Os processos foram estendidos aos acadêmicos. Cerca de quatro dúzias de acadêmicos foram condenados por espalharem propaganda terrorista ao assinarem uma petição em 2016 que pedia o fim do conflito com militantes curdos e criticava a campanha militar turca no sudeste curdo. Eles foram condenados a até três anos de prisão.
O Tribunal Constitucional da Turquia, que supervisiona as leis, anulou os vereditos no ano passado, determinando que as acusações violavam o direito dos acadêmicos à liberdade de expressão. Alguns dias depois, respondendo às críticas à sua decisão por alguns políticos e meios de comunicação, o tribunal emitiu um comunicado dizendo que a decisão “não significa que o Tribunal Constitucional compartilhe das mesmas opiniões ou apóie essas opiniões”.
Yonca Demir, uma acadêmica da Universidade Bilgi de Istambul, estava entre os mais de 2.000 signatários da petição que provocou a prisão em massa. Ela considerou seu julgamento uma farsa.
“O que você diz no tribunal não tem nenhum impacto sobre os juízes. Desde a acusação até as decisões, tudo foi um copia-e-cola”, disse Demir. “Sim, todos têm opiniões políticas, mas devem seguir a lei. Em vez disso, mostram suas ideologias no tribunal.”
PÓS GOLPE
Erdogan culpou o clérigo Fethullah Gulen, que mora nos EUA, de orquestrar o fracassado golpe de 2016 e começou a expurgar seus apoiadores de cargos públicos. Gülen nega qualquer envolvimento.
Quase quatro anos depois, mais de 91.000 pessoas foram presas e mais de 150.000 foram demitidas ou suspensas de seus empregos por supostas ligações com Gulen. As acusações incluem o uso dos serviços de um banco fundado pelos seguidores de Gulen e a comunicação por meio de um aplicativo de mensagens criptografadas que Ancara afirma ter sido usado pela rede da Gulen.
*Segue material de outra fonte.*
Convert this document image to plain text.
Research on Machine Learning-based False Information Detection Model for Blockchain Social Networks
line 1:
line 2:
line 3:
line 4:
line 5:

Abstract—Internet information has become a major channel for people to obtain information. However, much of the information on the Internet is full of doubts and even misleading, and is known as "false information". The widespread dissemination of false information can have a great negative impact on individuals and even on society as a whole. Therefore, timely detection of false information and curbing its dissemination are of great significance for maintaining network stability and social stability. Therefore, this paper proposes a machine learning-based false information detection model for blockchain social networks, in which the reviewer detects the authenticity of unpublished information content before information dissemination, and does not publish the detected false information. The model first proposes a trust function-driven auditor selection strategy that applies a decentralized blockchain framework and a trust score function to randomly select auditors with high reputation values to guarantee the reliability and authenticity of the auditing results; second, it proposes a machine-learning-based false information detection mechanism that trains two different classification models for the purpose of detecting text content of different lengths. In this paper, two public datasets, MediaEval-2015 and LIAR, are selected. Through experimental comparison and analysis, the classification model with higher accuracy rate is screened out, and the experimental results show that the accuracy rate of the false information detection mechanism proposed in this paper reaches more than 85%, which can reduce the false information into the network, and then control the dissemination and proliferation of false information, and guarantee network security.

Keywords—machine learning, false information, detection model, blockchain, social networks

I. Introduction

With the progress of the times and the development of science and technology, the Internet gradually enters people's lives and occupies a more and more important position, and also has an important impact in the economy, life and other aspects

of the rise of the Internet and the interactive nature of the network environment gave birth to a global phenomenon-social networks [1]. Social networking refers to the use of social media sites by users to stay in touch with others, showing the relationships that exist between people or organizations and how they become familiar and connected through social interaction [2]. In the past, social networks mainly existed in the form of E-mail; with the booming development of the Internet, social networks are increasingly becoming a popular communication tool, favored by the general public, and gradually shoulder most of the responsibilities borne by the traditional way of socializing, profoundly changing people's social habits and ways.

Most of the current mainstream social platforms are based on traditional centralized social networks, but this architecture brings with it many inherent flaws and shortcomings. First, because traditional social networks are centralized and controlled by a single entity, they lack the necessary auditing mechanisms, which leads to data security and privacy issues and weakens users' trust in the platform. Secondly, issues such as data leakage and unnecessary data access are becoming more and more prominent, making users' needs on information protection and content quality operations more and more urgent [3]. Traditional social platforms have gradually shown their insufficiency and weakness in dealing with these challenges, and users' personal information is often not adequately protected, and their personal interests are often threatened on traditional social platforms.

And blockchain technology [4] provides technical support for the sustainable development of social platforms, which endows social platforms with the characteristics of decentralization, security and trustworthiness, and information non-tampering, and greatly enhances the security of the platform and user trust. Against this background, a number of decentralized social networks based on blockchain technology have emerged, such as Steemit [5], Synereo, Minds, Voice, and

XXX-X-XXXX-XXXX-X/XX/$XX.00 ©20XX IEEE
O expurgo esvaziou o sistema de justiça da Turquia, ao mesmo tempo que o número de casos explodiu. Em novembro passado, 3.926 juízes e promotores foram demitidos de seus cargos, disse o ministro da Justiça Abdulhamit Gul ao parlamento. Mais de 500 estão na prisão. As expulsões resultaram em uma escassez de juízes e promotores experientes, disse à Reuters o presidente do Supremo Tribunal de Apelações da Turquia, Ismail Rustu Cirit.
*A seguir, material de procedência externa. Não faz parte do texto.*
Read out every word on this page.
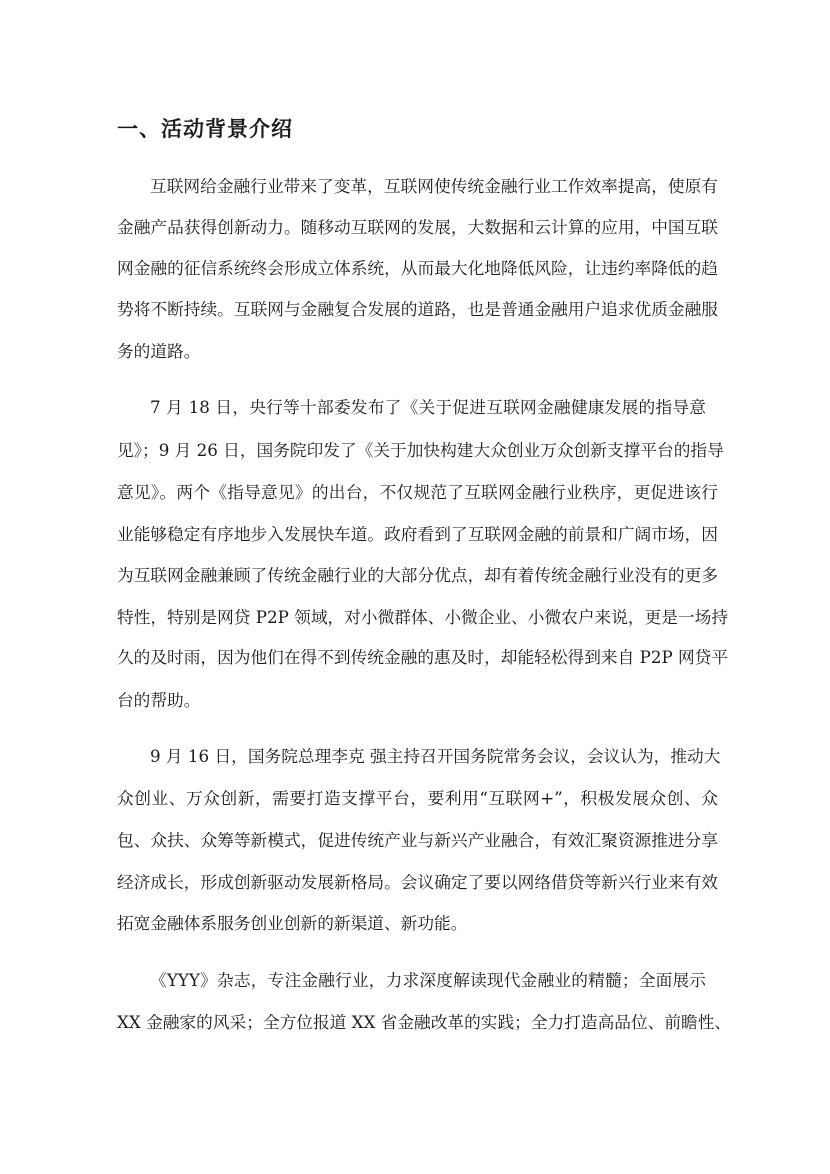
一、活动背景介绍
互联网给金融行业带来了变革，互联网使传统金融行业工作效率提高，使原有
金融产品获得创新动力。随移动互联网的发展，大数据和云计算的应用，中国互联
网金融的征信系统终会形成立体系统，从而最大化地降低风险，让违约率降低的趋
势将不断持续。互联网与金融复合发展的道路，也是普通金融用户追求优质金融服
务的道路。
7 月 18 日，央行等十部委发布了《关于促进互联网金融健康发展的指导意
见》；9 月 26 日，国务院印发了《关于加快构建大众创业万众创新支撑平台的指导
意见》。两个《指导意见》的出台，不仅规范了互联网金融行业秩序，更促进该行
业能够稳定有序地步入发展快车道。政府看到了互联网金融的前景和广阔市场，因
为互联网金融兼顾了传统金融行业的大部分优点，却有着传统金融行业没有的更多
特性，特别是网贷 P2P 领域，对小微群体、小微企业、小微农户来说，更是一场持
久的及时雨，因为他们在得不到传统金融的惠及时，却能轻松得到来自 P2P 网贷平
台的帮助。
9 月 16 日，国务院总理李克 强主持召开国务院常务会议，会议认为，推动大
众创业、万众创新，需要打造支撑平台，要利用“互联网+”，积极发展众创、众
包、众扶、众筹等新模式，促进传统产业与新兴产业融合，有效汇聚资源推进分享
经济成长，形成创新驱动发展新格局。会议确定了要以网络借贷等新兴行业来有效
拓宽金融体系服务创业创新的新渠道、新功能。
《YYY》杂志，专注金融行业，力求深度解读现代金融业的精髓；全面展示
XX 金融家的风采；全方位报道 XX 省金融改革的实践；全力打造高品位、前瞻性、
Os expurgos aumentaram a carga de trabalho do sistema judicial da Turquia. Mais de meio milhão de pessoas foram investigadas desde a tentativa de golpe. No final de 2019, cerca de 30.000 ainda estavam aguardando julgamento, pois os tribunais tentam processar o grande número de casos relacionados ao golpe. Alguns suspeitos estão presos há meses sem indiciamento ou data de julgamento.
Falando no ano passado em uma cerimônia para homenagear a polícia, Erdogan disse que as autoridades ainda não haviam totalmente erradicado os seguidores de Gulen e que a Turquia não podia e não deixaria de lado sua repressão. O advogado de Erdogan, Huseyin Aydin, disse à Reuters que os julgamentos do golpe foram “os procedimentos mais justos da história moderna da Turquia”.
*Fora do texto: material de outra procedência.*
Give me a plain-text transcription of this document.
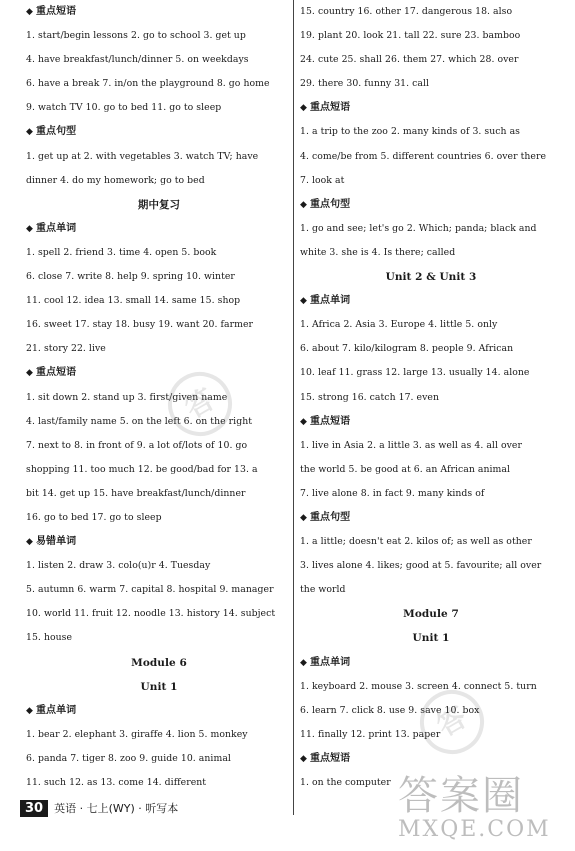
◆ 重点短语
1. start/begin lessons 2. go to school 3. get up
4. have breakfast/lunch/dinner 5. on weekdays
6. have a break 7. in/on the playground 8. go home
9. watch TV 10. go to bed 11. go to sleep
◆ 重点句型
1. get up at 2. with vegetables 3. watch TV; have
dinner 4. do my homework; go to bed
期中复习
◆ 重点单词
1. spell 2. friend 3. time 4. open 5. book
6. close 7. write 8. help 9. spring 10. winter
11. cool 12. idea 13. small 14. same 15. shop
16. sweet 17. stay 18. busy 19. want 20. farmer
21. story 22. live
◆ 重点短语
1. sit down 2. stand up 3. first/given name
4. last/family name 5. on the left 6. on the right
7. next to 8. in front of 9. a lot of/lots of 10. go
shopping 11. too much 12. be good/bad for 13. a
bit 14. get up 15. have breakfast/lunch/dinner
16. go to bed 17. go to sleep
◆ 易错单词
1. listen 2. draw 3. colo(u)r 4. Tuesday
5. autumn 6. warm 7. capital 8. hospital 9. manager
10. world 11. fruit 12. noodle 13. history 14. subject
15. house
Module 6
Unit 1
◆ 重点单词
1. bear 2. elephant 3. giraffe 4. lion 5. monkey
6. panda 7. tiger 8. zoo 9. guide 10. animal
11. such 12. as 13. come 14. different
15. country 16. other 17. dangerous 18. also
19. plant 20. look 21. tall 22. sure 23. bamboo
24. cute 25. shall 26. them 27. which 28. over
29. there 30. funny 31. call
◆ 重点短语
1. a trip to the zoo 2. many kinds of 3. such as
4. come/be from 5. different countries 6. over there
7. look at
◆ 重点句型
1. go and see; let's go 2. Which; panda; black and
white 3. she is 4. Is there; called
Unit 2 & Unit 3
◆ 重点单词
1. Africa 2. Asia 3. Europe 4. little 5. only
6. about 7. kilo/kilogram 8. people 9. African
10. leaf 11. grass 12. large 13. usually 14. alone
15. strong 16. catch 17. even
◆ 重点短语
1. live in Asia 2. a little 3. as well as 4. all over
the world 5. be good at 6. an African animal
7. live alone 8. in fact 9. many kinds of
◆ 重点句型
1. a little; doesn't eat 2. kilos of; as well as other
3. lives alone 4. likes; good at 5. favourite; all over
the world
Module 7
Unit 1
◆ 重点单词
1. keyboard 2. mouse 3. screen 4. connect 5. turn
6. learn 7. click 8. use 9. save 10. box
11. finally 12. print 13. paper
◆ 重点短语
1. on the computer
答
答
答案圈
MXQE.COM
30	英语 · 七上(WY) · 听写本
As leis foram aplicadas à risca, disse Aydin, que não tem parentesco com o advogado de direitos humanos. “Quando analisamos as tradições judiciais gerais da Turquia, são casos que obedeceram com a maior precisão aos princípios da lei”, afirmou Aydin. “Nosso judiciário está passando no teste com louvores”.
Nem todos os advogados da Turquia concordam. Em agosto, 51 das 81 associações de advogados do país, incluindo as de suas três maiores cidades da Ancara, Istambul e Izmir boicotaram uma cerimônia de juízes no palácio presidencial de Erdogan. A escolha do local, disseram, sinalizou uma falta de separação de poderes e violou seu código de ética. A associação de advogados de Ancara disse que o sistema judicial da Turquia entrou em caos com advogados presos, a defesa abafada e a confiança em juízes e promotores destruídos.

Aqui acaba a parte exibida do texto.